Autism Awareness Week
Published: 4th April 2016
The Adult Autism Diagnostic Service provided by Cumbria Partnership NHS Foundation Trust has just entered its third year. Autism is a lifelong developmental condition that affects how a person communicates with and relates to other people. People with autism experience rigid patterns of thinking and can experience hypo (not getting enough) or hyper (getting too much) sensory sensitivity. Autism is a spectrum condition, which means that while all people with autism share certain characteristics, their condition will affect them in different ways. Historically, it was believed that four times more males than females were effected by autism. This belief is changing, as better understanding of the female presentation is emerging. Many females can work hard at being sociable and this can mask their differences meaning they are less likely to have a diagnosis. The constant effort to make sense of people and situations can be exhausting and trigger depression, anxiety and physical health symptoms.
Stephe Yeadon aged 32 from Ulverston explains about her experiences.
Stephe said “I didn’t have lots of friends apart from a small group of four and felt I was always the quiet one in the corner. Academically there were no problems, I went to University, trained as a teacher and then bought a pub.”
Stephe was one of the first people to be referred to the Adult Autism Service. She told me; “My son was going through the diagnostic process, as it was thought he maybe on the autism spectrum. I did lots of research and attended a conference, and to her surprise; I was asked when I was diagnosed”?

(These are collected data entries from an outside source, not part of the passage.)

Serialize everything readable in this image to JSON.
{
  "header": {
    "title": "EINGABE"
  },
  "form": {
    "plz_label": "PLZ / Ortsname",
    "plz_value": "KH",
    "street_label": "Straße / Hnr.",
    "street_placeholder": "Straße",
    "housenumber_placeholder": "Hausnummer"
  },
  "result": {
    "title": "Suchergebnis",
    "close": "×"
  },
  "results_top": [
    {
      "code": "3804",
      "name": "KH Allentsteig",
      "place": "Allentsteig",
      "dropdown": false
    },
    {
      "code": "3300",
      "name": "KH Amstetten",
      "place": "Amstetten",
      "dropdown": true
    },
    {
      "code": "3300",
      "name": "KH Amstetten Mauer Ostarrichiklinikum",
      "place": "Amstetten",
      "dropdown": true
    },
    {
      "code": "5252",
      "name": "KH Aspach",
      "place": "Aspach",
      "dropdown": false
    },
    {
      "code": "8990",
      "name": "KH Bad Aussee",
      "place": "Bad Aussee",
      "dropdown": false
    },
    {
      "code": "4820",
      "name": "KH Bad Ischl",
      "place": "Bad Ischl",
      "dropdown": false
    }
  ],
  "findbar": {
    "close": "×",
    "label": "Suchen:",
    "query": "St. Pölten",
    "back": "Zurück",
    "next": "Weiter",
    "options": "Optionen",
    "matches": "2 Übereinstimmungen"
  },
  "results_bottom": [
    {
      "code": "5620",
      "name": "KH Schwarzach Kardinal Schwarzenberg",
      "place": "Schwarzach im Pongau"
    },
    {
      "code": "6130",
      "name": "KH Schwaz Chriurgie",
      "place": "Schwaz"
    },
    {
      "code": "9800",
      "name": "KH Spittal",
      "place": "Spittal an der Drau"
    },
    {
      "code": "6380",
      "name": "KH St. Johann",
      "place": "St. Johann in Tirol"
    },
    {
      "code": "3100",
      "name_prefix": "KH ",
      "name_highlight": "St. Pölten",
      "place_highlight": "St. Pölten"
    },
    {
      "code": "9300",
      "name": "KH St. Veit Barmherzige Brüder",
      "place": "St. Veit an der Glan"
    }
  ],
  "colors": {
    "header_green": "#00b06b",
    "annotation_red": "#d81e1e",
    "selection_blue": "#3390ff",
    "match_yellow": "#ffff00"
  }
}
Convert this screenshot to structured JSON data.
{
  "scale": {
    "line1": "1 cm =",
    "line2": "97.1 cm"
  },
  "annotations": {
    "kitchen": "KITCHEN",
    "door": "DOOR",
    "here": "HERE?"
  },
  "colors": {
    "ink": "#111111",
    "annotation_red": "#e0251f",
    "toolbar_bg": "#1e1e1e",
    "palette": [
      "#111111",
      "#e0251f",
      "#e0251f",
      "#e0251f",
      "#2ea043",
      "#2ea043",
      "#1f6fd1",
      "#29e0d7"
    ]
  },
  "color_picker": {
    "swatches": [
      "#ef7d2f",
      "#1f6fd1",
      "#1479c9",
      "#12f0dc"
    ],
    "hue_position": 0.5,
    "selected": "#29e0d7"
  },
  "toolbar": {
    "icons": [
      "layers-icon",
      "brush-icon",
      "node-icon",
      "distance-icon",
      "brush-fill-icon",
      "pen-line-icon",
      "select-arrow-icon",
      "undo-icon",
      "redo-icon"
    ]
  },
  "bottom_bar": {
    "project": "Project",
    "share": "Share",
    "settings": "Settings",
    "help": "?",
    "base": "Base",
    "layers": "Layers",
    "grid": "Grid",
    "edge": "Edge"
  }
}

She looked at lots of information on websites and realised that she had 90% of the symptom associated with the female presentation of Autism. Her GP referred her for an initial assessment which involved meeting with Stephe and family members to build a picture of the past.
Stephe explains “Since the diagnosis, my family, friends and work colleagues from Royal Mail, Ulverston, have a better understanding of my condition and how to respond in certain situations. The support from the Autism service, and my own research has helped me cope better with both my son and myself. I have built a network, read blogs and have met with others experiencing similar issues.”
When I asked Stephe how she felt about the future she said “The future will be whatever I make it.”
Mel Fergus Community Nurse with the Autism Diagnostic service said “It is a two way process, we are still in the early days of understanding the differences in female presentation. Stephe has shared information with me which I can share with others. My aspiration would be for individuals who have used our service to be paid to support us in providing Autism Awareness Training and so helping others have a better understanding of the condition.”